There's a way to accommodate our interval scenario with std::map, though. As long as the elements we are inserting belong to the same connecting path or chain, std::map can't possibly "know" if our relationship is a strict weak order or not: it certainly looks like one for the limited subset of elements it has seen so far. Implementation-wise, we just have to make sure we're not comparing partially overlapping intervals:
struct interval_overlap: std::runtime_error
{
interval_overlap(): std::runtime_error("interval overlap"){}
};
bool operator<(const interval& x, const interval& y)
{
if(x.min == y.min) {
if(x.max != y.max) throw interval_overlap();
return false;
}
else if(x.min < y.min) {
if(x.max >= y.min) throw interval_overlap();
return true;
}
else /* x.min > y.min */
{
if(x.min <= y.max) throw interval_overlap();
return false;
}
}
std::map<interval, std::string> m;
m[{0, 9}] = "ABC";
m[{10, 19}] = "DEF";
m[{5, 14}] = "GHI"; // throws interval_overlapSo, when we try to insert an element that would violate the strict weak ordering constraints (that is, it lies outside the chain connecting the intervals inserted so far), an exception is thrown and no undefined behavior is hit. A strict reading of the standard would not allow this workaround, as it is required that the comparison object for the map induce a strict weak ordering for all possible values of Key, not only those in the container (or that is my interpretation, at least): for all practical purposes, though, this works and will foreseeably continue to work for all future revisions of the standard.
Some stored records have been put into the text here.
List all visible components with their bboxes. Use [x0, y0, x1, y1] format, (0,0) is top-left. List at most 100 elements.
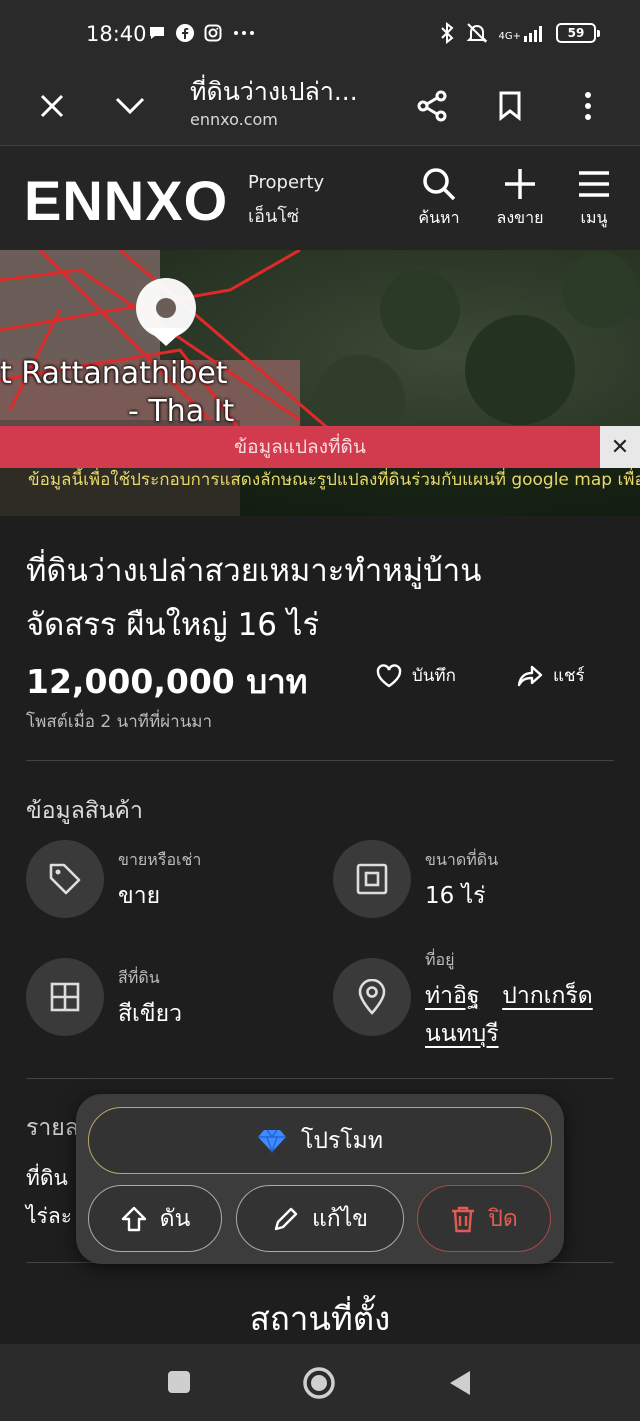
chevron-down-icon	[115, 97, 145, 115]
product-info-heading: ข้อมูลสินค้า	[26, 798, 143, 824]
listing-price: 12,000,000 บาท	[26, 662, 308, 701]
close-listing-button[interactable]: ปิด	[417, 1185, 551, 1252]
bookmark-button[interactable]	[490, 86, 530, 126]
more-vert-icon	[585, 92, 591, 120]
posted-time: โพสต์เมื่อ 2 นาทีที่ผ่านมา	[26, 712, 213, 732]
arrow-up-icon	[121, 1206, 146, 1231]
close-tab-button[interactable]	[32, 86, 72, 126]
instagram-icon	[204, 24, 222, 42]
address-subdistrict-link[interactable]: ท่าอิฐ	[425, 983, 480, 1009]
address-district-link[interactable]: ปากเกร็ด	[502, 983, 593, 1009]
zone-color-item: สีที่ดิน สีเขียว	[26, 958, 316, 1038]
land-size-label: ขนาดที่ดิน	[425, 850, 499, 869]
address-item: ที่อยู่ ท่าอิฐ ปากเกร็ด นนทบุรี	[333, 950, 623, 1048]
listing-title: ที่ดินว่างเปล่าสวยเหมาะทำหมู่บ้าน จัดสรร…	[26, 544, 616, 652]
recents-button[interactable]	[167, 1370, 191, 1398]
tag-icon	[49, 863, 81, 895]
trash-icon	[452, 1206, 475, 1232]
notification-icons	[148, 24, 256, 42]
circle-icon	[303, 1367, 335, 1399]
map-place-label: t Rattanathibet	[0, 356, 228, 391]
heart-icon	[376, 663, 402, 687]
more-notifications-icon	[234, 31, 254, 35]
close-icon	[40, 94, 64, 118]
divider	[26, 760, 614, 761]
map-disclaimer: ข้อมูลนี้เพื่อใช้ประกอบการแสดงลักษณะรูปแ…	[0, 468, 640, 516]
map-place-label-2: - Tha It	[128, 394, 235, 429]
bump-label: ดัน	[159, 1205, 191, 1232]
page-url[interactable]: ennxo.com	[190, 110, 278, 129]
hamburger-icon	[579, 171, 609, 197]
address-line-2: นนทบุรี	[425, 1016, 499, 1052]
share-page-button[interactable]	[412, 86, 452, 126]
menu-button[interactable]: เมนู	[559, 166, 629, 231]
close-banner-button[interactable]: ✕	[600, 426, 640, 468]
area-icon	[356, 863, 388, 895]
system-navigation-bar	[0, 1344, 640, 1421]
address-line-1: ท่าอิฐ ปากเกร็ด	[425, 978, 593, 1014]
post-listing-label: ลงขาย	[496, 208, 544, 227]
sale-type-value: ขาย	[118, 883, 161, 909]
back-triangle-icon	[450, 1371, 470, 1395]
land-size-item: ขนาดที่ดิน 16 ไร่	[333, 840, 623, 920]
save-button[interactable]: บันทึก	[376, 662, 456, 689]
divider	[26, 1078, 614, 1079]
description-line-2: ไร่ละ	[26, 1204, 72, 1228]
save-label: บันทึก	[412, 666, 456, 686]
zone-color-value: สีเขียว	[118, 1001, 183, 1027]
minimize-button[interactable]	[110, 86, 150, 126]
signal-indicator: 4G+	[499, 24, 547, 42]
edit-button[interactable]: แก้ไข	[236, 1185, 404, 1252]
battery-icon: 59	[556, 23, 600, 43]
promote-button[interactable]: โปรโมท	[88, 1107, 552, 1174]
zone-color-label: สีที่ดิน	[118, 968, 160, 987]
bluetooth-icon	[440, 22, 453, 44]
area-icon-circle	[333, 840, 411, 918]
browser-toolbar: ที่ดินว่างเปล่า... ennxo.com	[0, 70, 640, 146]
facebook-icon	[176, 24, 194, 42]
bump-button[interactable]: ดัน	[88, 1185, 222, 1252]
back-button[interactable]	[448, 1369, 472, 1401]
share-arrow-icon	[517, 665, 543, 686]
description-line-1: ที่ดิน	[26, 1166, 68, 1190]
search-label: ค้นหา	[418, 208, 460, 227]
diamond-icon	[258, 1129, 286, 1154]
post-listing-button[interactable]: ลงขาย	[485, 166, 555, 231]
grid-icon	[50, 982, 80, 1012]
search-button[interactable]: ค้นหา	[404, 166, 474, 231]
square-icon	[168, 1371, 190, 1393]
grid-icon-circle	[26, 958, 104, 1036]
location-icon-circle	[333, 958, 411, 1036]
logo-subtitle-thai: เอ็นโซ่	[248, 206, 300, 227]
network-type: 4G+	[498, 31, 522, 42]
sale-type-item: ขายหรือเช่า ขาย	[26, 840, 316, 920]
page-title: ที่ดินว่างเปล่า...	[190, 77, 358, 106]
edit-label: แก้ไข	[311, 1205, 369, 1232]
land-plot-map[interactable]: t Rattanathibet - Tha It ข้อมูลแปลงที่ดิ…	[0, 250, 640, 516]
promote-label: โปรโมท	[301, 1127, 383, 1154]
browser-menu-button[interactable]	[568, 86, 608, 126]
share-listing-button[interactable]: แชร์	[517, 662, 585, 689]
system-icons: 4G+ 59	[439, 22, 600, 44]
land-plot-info-banner[interactable]: ข้อมูลแปลงที่ดิน	[0, 426, 600, 468]
status-bar: 18:40 4G+ 59	[0, 0, 640, 70]
listing-title-line-2: จัดสรร ผืนใหญ่ 16 ไร่	[26, 607, 320, 643]
address-province-link[interactable]: นนทบุรี	[425, 1021, 499, 1047]
silent-bell-icon	[466, 23, 487, 43]
ennxo-logo[interactable]: ENNXO	[24, 168, 228, 233]
location-heading: สถานที่ตั้ง	[249, 1299, 391, 1338]
share-icon	[417, 90, 447, 122]
bookmark-icon	[499, 91, 521, 121]
location-pin-icon	[358, 979, 386, 1015]
logo-subtitle-property: Property	[248, 172, 325, 193]
menu-label: เมนู	[580, 208, 608, 227]
address-label: ที่อยู่	[425, 950, 455, 969]
home-button[interactable]	[302, 1366, 336, 1404]
pencil-icon	[274, 1207, 298, 1230]
description-heading: รายล	[26, 1115, 79, 1141]
chat-notification-icon	[150, 27, 164, 39]
tag-icon-circle	[26, 840, 104, 918]
plus-icon	[505, 169, 535, 199]
land-size-value: 16 ไร่	[425, 883, 486, 909]
site-header: ENNXO Property เอ็นโซ่ ค้นหา ลงขาย เมนู	[0, 146, 640, 250]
Bonus point. Thanks to heterogeneous lookup, we can extend our use case to support lookup for integers inside the intervals:
struct less_interval
{
using is_transparent = void;
bool operator()(const interval& x, const interval& y) const
{
// as operator< before
}
bool operator()(int x, const interval& y) const
{
return x < y.min;
}
bool operator()(const interval& x, int y) const
{
return x.max < y;
}
};
std::map<interval, std::string, less_interval> m;
m[{0, 9}] = "ABC";
m[{10, 19}] = "DEF";
std::cout << m.find(5)->second << "\n"; // prints "ABC"Exercise for the reader: Can you formally prove that this works? (Hint: define a strict weak order on ℕ ∪ I, where ℕ is the set of natural numbers and I is a collection of disjoint integer intervals.)